Quando a espécie humana consegue desenvolver novas capacidades que lhe permitem transformar a natureza por meio do trabalho e criar as condições necessárias para viver no meio social, ocorre a evolução da espécie, que, embora seja um movimento de ruptura, não

cessa o processo evolutivo, mas propicia ao homem ser o encarregado de seu próprio desenvolvimento.

A história do homem é a história dessa transformação, a qual traduz a passagem da ordem da natureza à ordem da cultura. Ao colocar a questão da relação entre funções elementares ou biológicas e funções superiores ou culturais, Vygotski não está seguindo, como o fazem outros autores, a via do dualismo. Muito pelo contrário, ele está propondo a via da sua superação. As funções biológicas não desaparecem com a emergência das culturais, mas adquirem uma nova forma de existência: elas são incorporadas na história humana. (PINO, 2000, p. 51, grifos do autor).

Para Vygotski (1995), quando se compreendem os processos psicológicos humanos superiores, pode-se entender os processos psicológicos mais elementares. Da complexa e ambígua relação entre os processos psicológicos elementares e superiores constitui-se a base para as novas formações psíquicas. Na perspectiva histórica e dialética, o estudo do objeto deve ser um processo que supera as características do objeto em si, buscando a origem de determinada função psíquica, desde o surgimento até seu desaparecimento.

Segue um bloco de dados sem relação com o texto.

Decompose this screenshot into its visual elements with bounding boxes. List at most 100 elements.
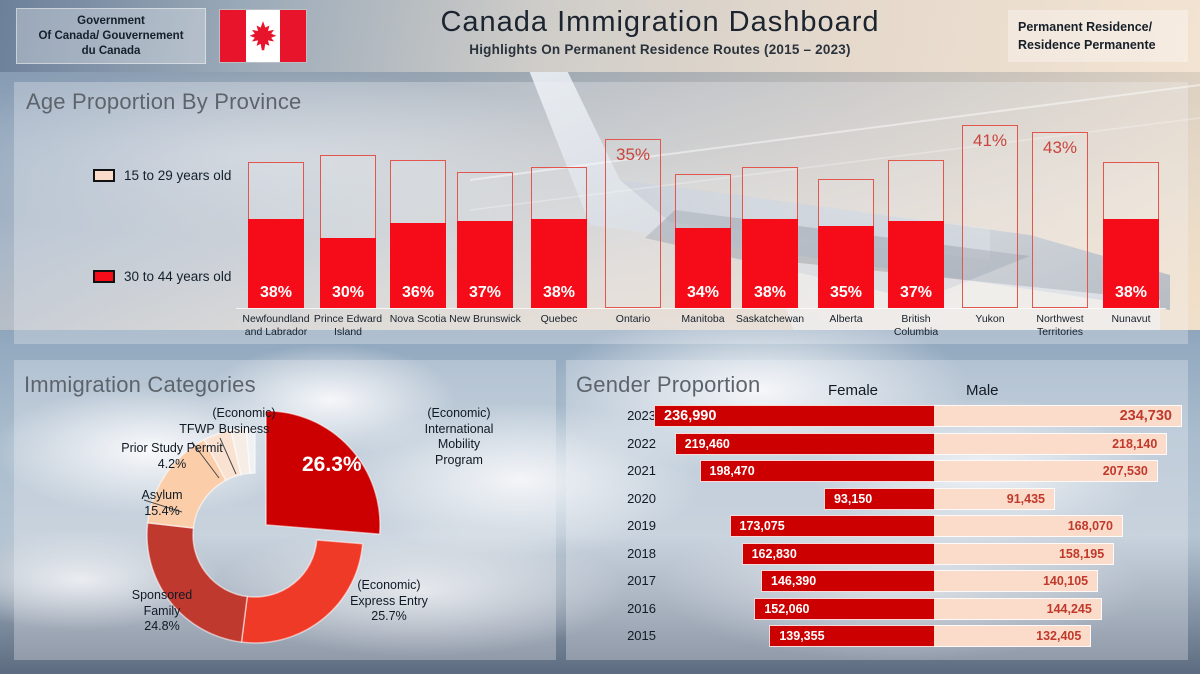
age-bar-prince-edward-island[interactable]: 30% Prince Edward Island <box>314 155 382 338</box>
gender-row-year: 2023 <box>627 408 656 423</box>
gender-bar-female[interactable]: 93,150 <box>823 487 934 510</box>
age-bar-percent-label: 37% <box>468 284 502 301</box>
gender-row-year: 2016 <box>627 600 656 616</box>
donut-label-international-mobility: (Economic) International Mobility Progra… <box>379 406 539 468</box>
age-bar-manitoba[interactable]: 34% Manitoba <box>675 174 731 325</box>
gender-bar-female-value: 93,150 <box>833 491 873 506</box>
flag-center-band <box>246 10 280 62</box>
age-bar-percent-label: 34% <box>686 284 720 301</box>
gender-row: 2017 146,390 140,105 <box>566 569 1188 593</box>
sf-line-2: Family <box>143 603 181 618</box>
gender-bar-male[interactable]: 158,195 <box>934 542 1115 565</box>
ee-line-2: Express Entry <box>350 593 428 608</box>
sf-line-3: 24.8% <box>144 619 180 633</box>
donut-label-prior-study-permit: Prior Study Permit 4.2% <box>102 441 242 472</box>
age-bar-nunavut[interactable]: 38% Nunavut <box>1103 162 1159 325</box>
gender-bar-female-value: 198,470 <box>709 464 755 478</box>
dashboard-header: Government Of Canada/ Gouvernement du Ca… <box>0 0 1200 72</box>
age-bar-quebec[interactable]: 38% Quebec <box>531 167 587 325</box>
gender-row-year: 2017 <box>627 573 656 588</box>
maple-leaf-icon <box>249 21 277 51</box>
age-bar-ontario[interactable]: 35% Ontario <box>605 138 661 325</box>
age-bar-new-brunswick[interactable]: 37% New Brunswick <box>449 171 521 325</box>
age-bar-province-label: Quebec <box>540 313 578 325</box>
government-of-canada-label: Government Of Canada/ Gouvernement du Ca… <box>16 8 206 64</box>
pr-line-1: Permanent Residence/ <box>1018 20 1153 34</box>
donut-label-asylum: Asylum 15.4% <box>112 488 212 519</box>
gender-bar-male-value: 132,405 <box>1036 629 1082 643</box>
gender-bar-male[interactable]: 91,435 <box>934 487 1056 510</box>
age-bar-percent-label: 30% <box>331 284 365 301</box>
sf-line-1: Sponsored <box>131 588 193 602</box>
gender-bar-male[interactable]: 168,070 <box>934 515 1123 537</box>
dashboard-canvas: Government Of Canada/ Gouvernement du Ca… <box>0 0 1200 674</box>
gender-row-year: 2021 <box>627 463 656 478</box>
gender-row: 2016 152,060 144,245 <box>566 597 1188 621</box>
gender-bar-male[interactable]: 144,245 <box>934 597 1102 620</box>
age-bar-yukon[interactable]: 41% Yukon <box>962 124 1018 325</box>
gender-bar-male[interactable]: 207,530 <box>934 460 1158 482</box>
age-bar-nova-scotia[interactable]: 36% Nova Scotia <box>390 159 446 325</box>
page-subtitle: Highlights On Permanent Residence Routes… <box>469 42 851 57</box>
dashboard-title-block: Canada Immigration Dashboard Highlights … <box>330 6 990 57</box>
gender-bar-male-value: 207,530 <box>1102 464 1148 478</box>
gender-row: 2019 173,075 168,070 <box>566 514 1188 538</box>
donut-svg <box>143 410 381 644</box>
age-bar-percent-label: 38% <box>542 284 576 301</box>
gender-bar-female[interactable]: 173,075 <box>729 515 934 537</box>
age-chart-baseline <box>236 308 1166 309</box>
gender-row-year: 2018 <box>627 545 656 561</box>
age-bar-province-label: New Brunswick <box>449 313 521 325</box>
psp-line-2: 4.2% <box>157 456 187 471</box>
gender-bar-female[interactable]: 146,390 <box>761 570 934 592</box>
gender-bar-female[interactable]: 219,460 <box>674 432 934 455</box>
gender-bar-female-value: 236,990 <box>664 408 717 424</box>
gender-bar-female-value: 219,460 <box>684 436 730 451</box>
age-bar-percent-label: 43% <box>1042 137 1078 157</box>
gender-row: 2022 219,460 218,140 <box>566 432 1188 456</box>
age-bar-percent-label: 41% <box>972 130 1008 150</box>
age-bar-province-label: Saskatchewan <box>735 313 805 325</box>
flag-right-band <box>279 10 306 62</box>
gender-bar-male-value: 140,105 <box>1042 574 1089 588</box>
donut-label-express-entry: (Economic) Express Entry 25.7% <box>314 578 464 625</box>
age-bar-province-label: British Columbia <box>893 313 939 338</box>
imp-line-2: International <box>424 421 494 436</box>
gender-bar-female-value: 139,355 <box>779 629 825 643</box>
ee-line-1: (Economic) <box>357 578 421 592</box>
gender-bar-male[interactable]: 132,405 <box>934 625 1092 647</box>
asylum-line-2: 15.4% <box>144 503 180 518</box>
age-bar-british-columbia[interactable]: 37% British Columbia <box>888 159 944 338</box>
immigration-categories-donut-chart: (Economic) International Mobility Progra… <box>14 360 556 660</box>
age-bar-northwest-territories[interactable]: 43% Northwest Territories <box>1032 131 1088 338</box>
gender-bar-male[interactable]: 234,730 <box>934 405 1182 427</box>
gender-bar-female-value: 162,830 <box>751 546 797 561</box>
gender-bar-female-value: 146,390 <box>771 574 817 588</box>
age-bar-alberta[interactable]: 35% Alberta <box>818 178 874 325</box>
gender-bar-male-value: 168,070 <box>1067 519 1113 533</box>
gender-bar-male[interactable]: 218,140 <box>934 432 1168 455</box>
age-bar-newfoundland-and-labrador[interactable]: 38% Newfoundland and Labrador <box>242 162 310 338</box>
gender-bar-male-value: 91,435 <box>1006 491 1046 506</box>
gender-bar-female[interactable]: 236,990 <box>654 405 934 427</box>
age-bar-outline <box>1032 131 1088 308</box>
gender-bar-male[interactable]: 140,105 <box>934 570 1099 592</box>
age-bar-saskatchewan[interactable]: 38% Saskatchewan <box>736 167 804 325</box>
gender-bar-female[interactable]: 198,470 <box>699 460 934 482</box>
age-bar-percent-label: 38% <box>1114 284 1148 301</box>
gender-row: 2020 93,150 91,435 <box>566 487 1188 511</box>
age-bar-outline <box>962 124 1018 308</box>
age-bar-province-label: Nunavut <box>1111 313 1151 325</box>
gender-bar-male-value: 158,195 <box>1058 546 1105 561</box>
psp-line-1: Prior Study Permit <box>121 441 223 455</box>
ee-line-3: 25.7% <box>371 609 407 623</box>
gender-bar-female[interactable]: 152,060 <box>754 597 934 620</box>
gender-bar-female[interactable]: 139,355 <box>769 625 934 647</box>
gov-line-3: du Canada <box>81 44 141 57</box>
gender-bar-female[interactable]: 162,830 <box>741 542 934 565</box>
imp-line-3: Mobility <box>437 437 481 451</box>
gov-line-1: Government <box>77 14 145 27</box>
biz-line-2: Business <box>218 421 270 436</box>
gender-row: 2023 236,990 234,730 <box>566 404 1188 428</box>
donut-label-sponsored-family: Sponsored Family 24.8% <box>102 588 222 635</box>
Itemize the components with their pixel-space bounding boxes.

As funções elementares que chamamos em qualquer sistema de conduta e que são restos de outras funções similares, mas mais desenvolvidas em outros sistemas psicológicos mais remotos, são uma prova viva da origem destes sistemas superiores e de sua vinculação histórica com camadas mais antigas no desenvolvimento da conduta. (VYGOTSKI, 1995, p. 65-66).

No que tange à indisciplina escolar, pode-se considerar que também ela acompanha as mudanças históricas vivenciadas pelas instituições de ensino. Dessa maneira, é importante contextualizá-la, descrevendo e explicando como se dá a educação superior privada no Brasil. É necessário analisar as condições históricas que determinaram os sentidos e significados atribuídos à indisciplina pelos docentes e discentes nesse contexto. É por meio da historicidade que se pode compreender o movimento do sujeito, o encadeamento de suas relações e as modificações presentes na realidade, pois “o homem cria a história e vive já na história há muito tempo antes de conhecer a si mesmo como ser histórico” (KOSIK, 2011, p. 210).